As he now felt certain, however, that William Delaware was in the same city with himself, he resolved to wait on in Paris; and, if the message he had left proved vain, to endeavour once more to discover his dwelling by other means.
CHAPTER VI.
Henry Beauchamp was, beyond all doubt, by nature an impatient man; but, for the first five-and-twenty years of his life, his impatience had found so little in his state or situation whereon to work, that it had gone lame for want of exercise. Nature--notwithstanding Locke--had given him a store of noble feelings, and education had added thereto a store of good principles; and, with all this to guard him against evil desires, he had found little in the world to wish for that his fortune or influence had not enabled him to obtain with ease: thus he was only now beginning to find matters whereon to exercise the virtue of patience.
On the third day after his visit to the jeweller's, he began to find that his stock was nearly exhausted, and likewise to contemplate paying another visit to the shop where he had first obtained this clue, as he hoped it would prove, for discovering the residence of William Delaware. Indeed, he would have pursued that course at once, had he not feared that his anxiety on the subject might excite suspicion, and cause some annoyance to the object of his search. This reflection, though it did not keep him from going near the jeweller's house more than once in the course of the day, did prevent him from venturing into it.
His equanimity, however, was gone; and, whether it arose from his late attack of fever, or from the air of Paris in the first days of November, or from disappointment and vexation, I cannot tell; but certain it is, he viewed every thing in the darkest side, and began to revolve the prospect of losing Blanche Delaware for ever, just at the moment that he had found new hopes of having her heart in his favour.
The consolatory process of dining did nothing for him; and, as seven o'clock chimed on the third day, the whole array of dinner was removed, the courier stationed as before in the anteroom, with strict orders given to admit no one but the person described, and, as soon as he was admitted, to retire, and leave his master and the stranger alone. Eight o'clock came, Beauchamp ordered coffee, and took a book; but, though he gazed with an involuntary smile upon the grotesque drawings stitched into the Roi de Boheme no word could be read of the letterpress. He tried the eloquent nonsense of Chateaubriand, but it was as unpalatable as the satirical nonsense of Nodier; and, casting away the books, he gave the matter up in despair, abandoning himself to the contemplation of the pictures in the wood fire.
At length the door of the anteroom was heard to open, and the voice of some one speaking to the courier reached Beauchamp's ear; but the door shut again, the intruder descended the stairs, and all was silent once more. The moment after, however, the same sounds were repeated; the door of the saloon also was thrown wide by the servant, who uttered, at the same time, the pleasant words of, "Here is the gentleman you expected, sir!"

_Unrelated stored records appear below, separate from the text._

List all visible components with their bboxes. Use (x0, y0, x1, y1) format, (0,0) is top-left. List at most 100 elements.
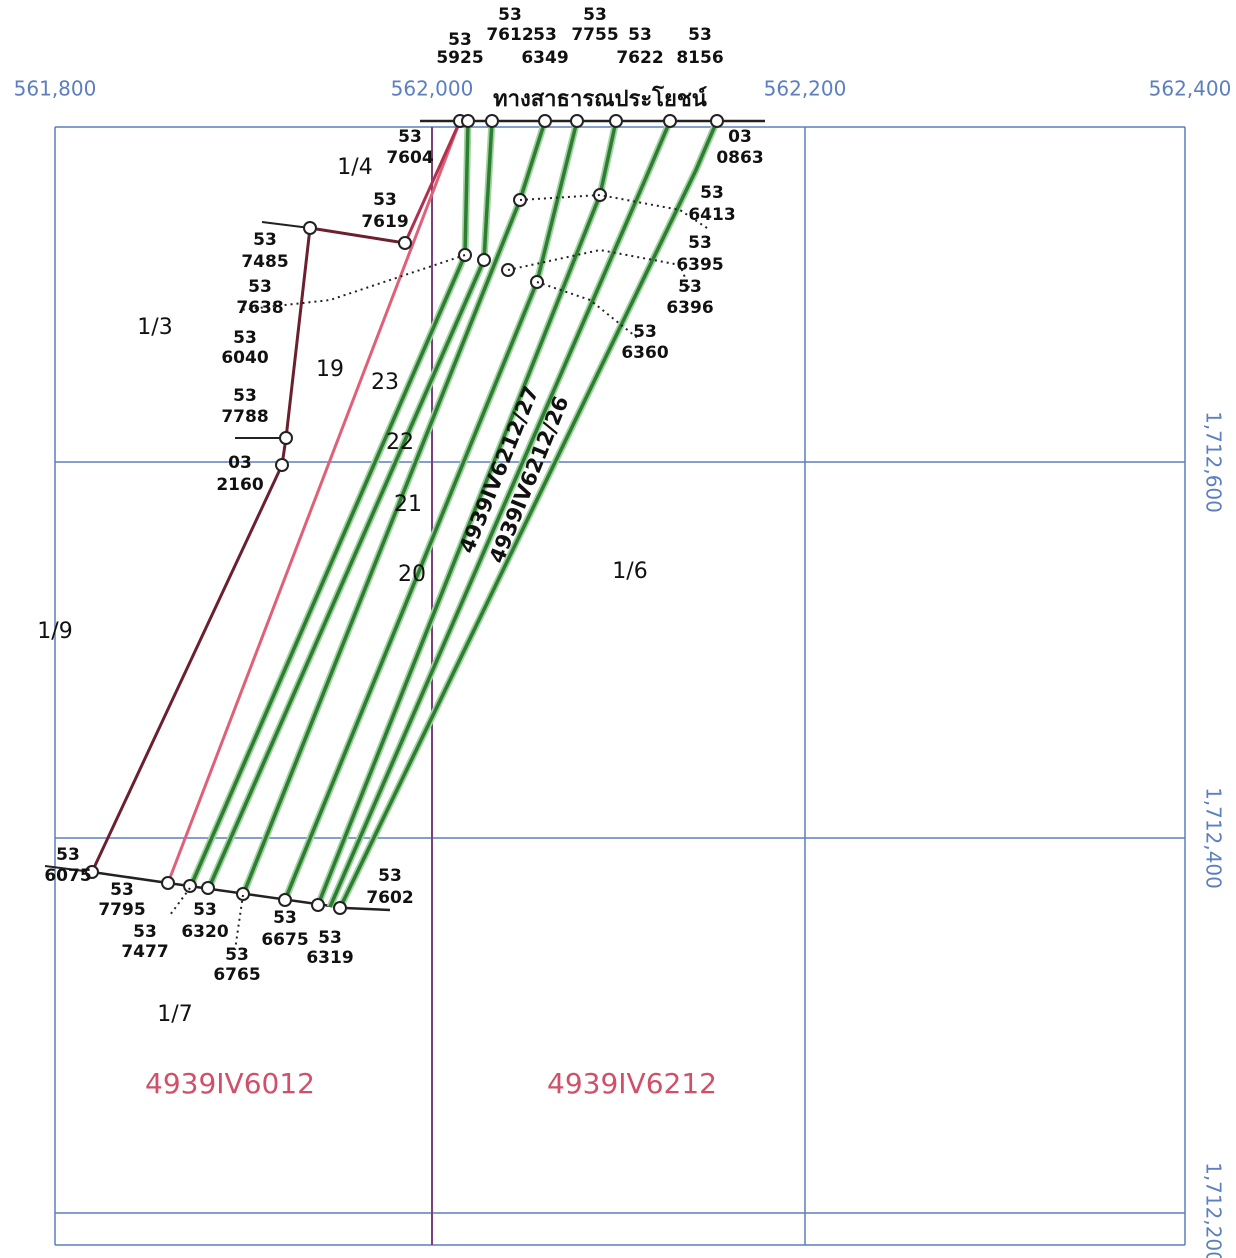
marker-prefix: 53 (688, 233, 712, 253)
marker-prefix: 53 (193, 900, 217, 920)
grid (54, 126, 1186, 1246)
marker-number: 5925 (436, 48, 483, 68)
boundary-marker (609, 114, 623, 128)
boundary-marker (570, 114, 584, 128)
marker-prefix: 53 (110, 880, 134, 900)
marker-prefix: 53 (533, 25, 557, 45)
marker-prefix: 53 (378, 866, 402, 886)
strip-edge (338, 120, 719, 909)
marker-number: 7612 (486, 25, 533, 45)
marker-prefix: 53 (633, 322, 657, 342)
strip-number: 22 (386, 430, 414, 455)
marker-number: 6320 (181, 922, 228, 942)
strip-edge (328, 120, 672, 908)
marker-number: 6675 (261, 930, 308, 950)
parcel-label: 1/7 (157, 1002, 192, 1027)
strip-number: 20 (398, 562, 426, 587)
marker-prefix: 53 (133, 922, 157, 942)
boundary-marker (538, 114, 552, 128)
boundary-marker (236, 887, 250, 901)
marker-number: 7485 (241, 252, 288, 272)
boundary-marker (161, 876, 175, 890)
parcel-label: 1/3 (137, 315, 172, 340)
boundary-marker (201, 881, 215, 895)
marker-number: 7602 (366, 888, 413, 908)
marker-number: 7755 (571, 25, 618, 45)
marker-number: 7788 (221, 407, 268, 427)
boundary-marker (279, 431, 293, 445)
marker-number: 7477 (121, 942, 168, 962)
marker-number: 6396 (666, 298, 713, 318)
marker-prefix: 53 (448, 30, 472, 50)
grid-y-label: 1,712,200 (1202, 1162, 1226, 1258)
marker-prefix: 53 (398, 127, 422, 147)
marker-prefix: 03 (228, 453, 252, 473)
marker-number: 7619 (361, 212, 408, 232)
marker-number: 7638 (236, 298, 283, 318)
parcel-label: 1/9 (37, 619, 72, 644)
grid-y-label: 1,712,600 (1202, 411, 1226, 513)
marker-prefix: 53 (498, 5, 522, 25)
marker-number: 8156 (676, 48, 723, 68)
marker-prefix: 53 (273, 908, 297, 928)
marker-number: 7604 (386, 148, 433, 168)
marker-prefix: 03 (728, 127, 752, 147)
marker-prefix: 53 (583, 5, 607, 25)
boundary-marker (477, 253, 491, 267)
strip-edge (186, 120, 472, 890)
marker-number: 7622 (616, 48, 663, 68)
boundary-marker (303, 221, 317, 235)
marker-number: 6413 (688, 205, 735, 225)
marker-number: 6360 (621, 343, 668, 363)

Beauchamp started up as the visiter entered; but what was his surprise to see--not the features of Captain Delaware--but those of Walter Harrison, or Sailor Wat, as he had been called at Emberton, and who was certainly too nearly connected with one part at least of his long and hitherto unsuccessful search, to be beheld without emotion. Beauchamp and the young sailor gazed at each other for a moment without speaking; and even the courier--doubtful, from the astonishment evident in his master's countenance, whether he had admitted the right person--stood at the door for a moment, and stared at them both in turn.
He soon received a sign, however, to depart; and, closing the door, he left Beauchamp and the sailor alone.
"This is a strange visit, certainly!" said Beauchamp, flinging himself into a chair, and gazing in some perplexity upon the countenance of Wat Harrison, which was pale, worn, and haggard, in a frightful degree. "This is a strange visit enough, certainly!"